Tobski commented 1 year ago

Before we go here (and I agree that binding addresses to shader resources would be great), I wanted to mention again that I think having virtualized bindings similar to the register and space convention in DX12 supported in SPIR-V/Vulkan would be excellent as a precursor or incremental step. As it stands, all ISVs need to abstract bindings at build time as opposed to runtime where the actual mapping of resources to root signature entries ought to occur.

I'd rather we not bog this issue down with orthogonal requests, but suffice to say that is something we are thinking about in Vulkan.

jeremyong-az commented 1 year ago

I'd rather we not bog this issue down with orthogonal requests, but suffice to say that is something we are thinking about in Vulkan.

I'm glad to hear it, I mentioned it mainly because from an ISV perspective, convergence of any sort is appreciated (which includes the buffer address proposal above)

Tobski commented 1 year ago

I had a bit of feedback internally that it might be desirable to hide the address and/or pair it with a size in some way at the HLSL level, to make sure that HLSL remains a robust language. The important part here IMO is that it lets you define and access recursive data structures, so I suspect it's fine to do that. The simplest option might be to simply allow ByteAddressBuffer or StructuredBuffer types to exist in buffers, with semantics of "it's a uint64_t address and then size in memory", so that the above example becomes:

// Root buffer acting as a heap
StructuredBuffer<RWStructuredBuffer<float4> > BufferHeap;

[numthreads(32,1,1)]
void CSMain()
{
    // Resource Heap syntax
    RWStructuredBuffer<float4> myBuffer = ResourceDescriptorHeap[0];

    // Rough proposed new syntax
    RWStructuredBuffer<float4> myBuffer2 = BufferHeap[0];
}

However I suspect it might be worth at least making the array type generic in some sense, which could either be achieved by allowing casts between buffer types, or introducing a new opaque "BufferHandle" class which can be cast to those buffer types, maybe with a way to obtain subranges.

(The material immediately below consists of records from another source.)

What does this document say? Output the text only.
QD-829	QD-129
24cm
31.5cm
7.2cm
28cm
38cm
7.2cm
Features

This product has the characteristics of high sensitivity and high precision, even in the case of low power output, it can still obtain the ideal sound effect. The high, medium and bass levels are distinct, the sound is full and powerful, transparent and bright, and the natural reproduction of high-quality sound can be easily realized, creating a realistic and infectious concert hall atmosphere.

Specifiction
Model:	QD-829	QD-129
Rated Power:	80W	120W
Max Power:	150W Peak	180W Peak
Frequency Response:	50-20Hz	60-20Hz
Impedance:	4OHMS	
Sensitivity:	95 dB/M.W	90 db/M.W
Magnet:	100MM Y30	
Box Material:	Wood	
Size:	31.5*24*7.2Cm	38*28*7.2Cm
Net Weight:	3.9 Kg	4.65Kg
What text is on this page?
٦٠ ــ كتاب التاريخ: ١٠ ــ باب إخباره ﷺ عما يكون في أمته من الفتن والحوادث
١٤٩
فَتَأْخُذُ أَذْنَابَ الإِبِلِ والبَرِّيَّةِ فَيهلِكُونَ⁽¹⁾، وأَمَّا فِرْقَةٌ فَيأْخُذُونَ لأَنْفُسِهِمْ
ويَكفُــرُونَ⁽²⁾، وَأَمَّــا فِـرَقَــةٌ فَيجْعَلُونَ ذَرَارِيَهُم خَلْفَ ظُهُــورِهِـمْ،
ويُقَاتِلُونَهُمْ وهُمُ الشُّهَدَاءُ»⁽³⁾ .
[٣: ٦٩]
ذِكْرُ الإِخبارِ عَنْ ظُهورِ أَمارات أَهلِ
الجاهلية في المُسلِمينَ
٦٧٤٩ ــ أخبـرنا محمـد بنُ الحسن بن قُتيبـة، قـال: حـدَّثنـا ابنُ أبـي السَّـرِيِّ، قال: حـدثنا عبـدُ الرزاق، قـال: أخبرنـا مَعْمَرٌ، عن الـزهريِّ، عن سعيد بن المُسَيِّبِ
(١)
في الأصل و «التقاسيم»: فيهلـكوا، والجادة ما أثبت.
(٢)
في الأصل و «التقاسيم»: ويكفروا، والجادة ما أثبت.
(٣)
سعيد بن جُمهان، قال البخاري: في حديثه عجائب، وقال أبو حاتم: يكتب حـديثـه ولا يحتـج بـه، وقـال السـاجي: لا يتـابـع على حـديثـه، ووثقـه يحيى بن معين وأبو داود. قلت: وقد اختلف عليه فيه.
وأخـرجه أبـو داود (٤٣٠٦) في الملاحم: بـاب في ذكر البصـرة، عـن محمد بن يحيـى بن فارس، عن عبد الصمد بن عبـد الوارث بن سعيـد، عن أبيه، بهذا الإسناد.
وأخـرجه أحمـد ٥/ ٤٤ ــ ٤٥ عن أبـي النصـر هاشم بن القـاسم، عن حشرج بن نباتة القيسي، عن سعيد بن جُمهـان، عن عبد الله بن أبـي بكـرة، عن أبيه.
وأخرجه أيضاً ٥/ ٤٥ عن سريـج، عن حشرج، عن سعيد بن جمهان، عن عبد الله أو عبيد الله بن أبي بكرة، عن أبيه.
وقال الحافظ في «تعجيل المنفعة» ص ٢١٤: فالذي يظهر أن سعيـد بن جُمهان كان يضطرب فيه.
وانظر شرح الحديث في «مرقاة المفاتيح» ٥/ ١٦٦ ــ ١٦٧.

This is of course a bit more opaque but still enables the desired functionality.

zhaijialong commented 1 year ago

having all descriptors in a homogenous array results in notable slowdown

@Tobski just out of curious, does that mean the SM6.6 bindless in D3D12 also suffer from the same problem (on some hardwares) ?

Tobski commented 1 year ago

@zhaijialong I understand that it's possible to work around some of these issues in D3D12.

Tobski commented 1 year ago

FYI I've raised this again on the new hlsl specs repo (https://github.com/microsoft/hlsl-specs/issues/17) since that seems like a more appropriate place for this, though atm I'm not clear if it needs runtime changes.

Closing this issue in favour of that new issue.